Mais ce n’est pas tout. OpenChip pourrait à terme devenir l’actionnaire majoritaire de Kalray. Des bons de souscription d’actions ont été émis, permettant à OpenChip de monter à 51% du capital, à un prix valorisé avec prime. Cette opération, si elle aboutit, prolongerait significativement la visibilité financière de Kalray, désormais assurée jusqu’à fin septembre, voire au premier trimestre 2026. Une bouffée d’air pour l’ex-pépite française des semi-conducteurs, qui tente de revenir dans la course grâce à l’intelligence artificielle.
Demain à la Une : La croissance allemande
Demain, le PIB allemand du premier trimestre sera publié. Le consensus de marché n’est pas très optimiste, avec une récession attendue à -0,2% en rythme annuel. Après deux ans de récession, le gouvernement Merz table sur une croissance nulle en 2025… Pour autant, cette situation n’effraie pas les investisseurs qui ont entraîné cette semaine l’indice allemand, le DAX 40, sur de nouveaux records historiques. En cause, les espoirs suscités par l’énorme plan de relance budgétaire que prépare Berlin. Sur le front technique, les vendeurs devraient à nouveau viser les 7 800 et 7 725 points sur le CAC. Les objectifs des acheteurs sont sur les 7 865 et 7 925 par extension.

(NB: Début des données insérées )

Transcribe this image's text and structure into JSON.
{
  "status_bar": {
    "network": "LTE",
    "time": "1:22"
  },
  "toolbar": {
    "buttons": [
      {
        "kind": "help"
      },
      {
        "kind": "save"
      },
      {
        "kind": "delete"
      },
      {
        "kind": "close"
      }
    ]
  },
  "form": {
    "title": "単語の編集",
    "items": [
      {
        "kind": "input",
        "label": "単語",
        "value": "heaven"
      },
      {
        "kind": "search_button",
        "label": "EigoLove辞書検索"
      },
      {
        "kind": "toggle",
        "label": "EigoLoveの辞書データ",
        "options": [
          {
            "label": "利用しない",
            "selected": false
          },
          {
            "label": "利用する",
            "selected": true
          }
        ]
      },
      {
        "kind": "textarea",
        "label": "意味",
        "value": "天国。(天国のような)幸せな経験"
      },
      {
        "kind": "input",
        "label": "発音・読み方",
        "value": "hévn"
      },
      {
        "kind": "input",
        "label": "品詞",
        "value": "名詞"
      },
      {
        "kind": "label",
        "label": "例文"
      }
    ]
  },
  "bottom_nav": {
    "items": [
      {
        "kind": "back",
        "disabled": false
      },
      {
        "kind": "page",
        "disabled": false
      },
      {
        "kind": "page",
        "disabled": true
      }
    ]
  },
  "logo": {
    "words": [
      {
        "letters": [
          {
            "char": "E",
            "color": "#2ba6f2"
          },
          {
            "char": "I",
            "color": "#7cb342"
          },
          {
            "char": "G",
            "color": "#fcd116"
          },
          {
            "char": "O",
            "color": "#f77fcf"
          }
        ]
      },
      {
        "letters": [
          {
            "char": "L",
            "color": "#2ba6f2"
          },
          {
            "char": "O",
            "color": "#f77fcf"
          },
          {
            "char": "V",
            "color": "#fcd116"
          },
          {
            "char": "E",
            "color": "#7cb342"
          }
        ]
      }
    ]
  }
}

Le lexique : La marge d’EBITDA
La marge d’EBITDA est un indicateur financier qui permet de mesurer la rentabilité d’une entreprise avant les effets de sa politique d’investissement et de financement. Elle reflète la performance pure de l’activité, en excluant les charges financières, les impôts et les amortissements. Plus elle est élevée, plus l’entreprise est jugée efficace dans son cœur de métier.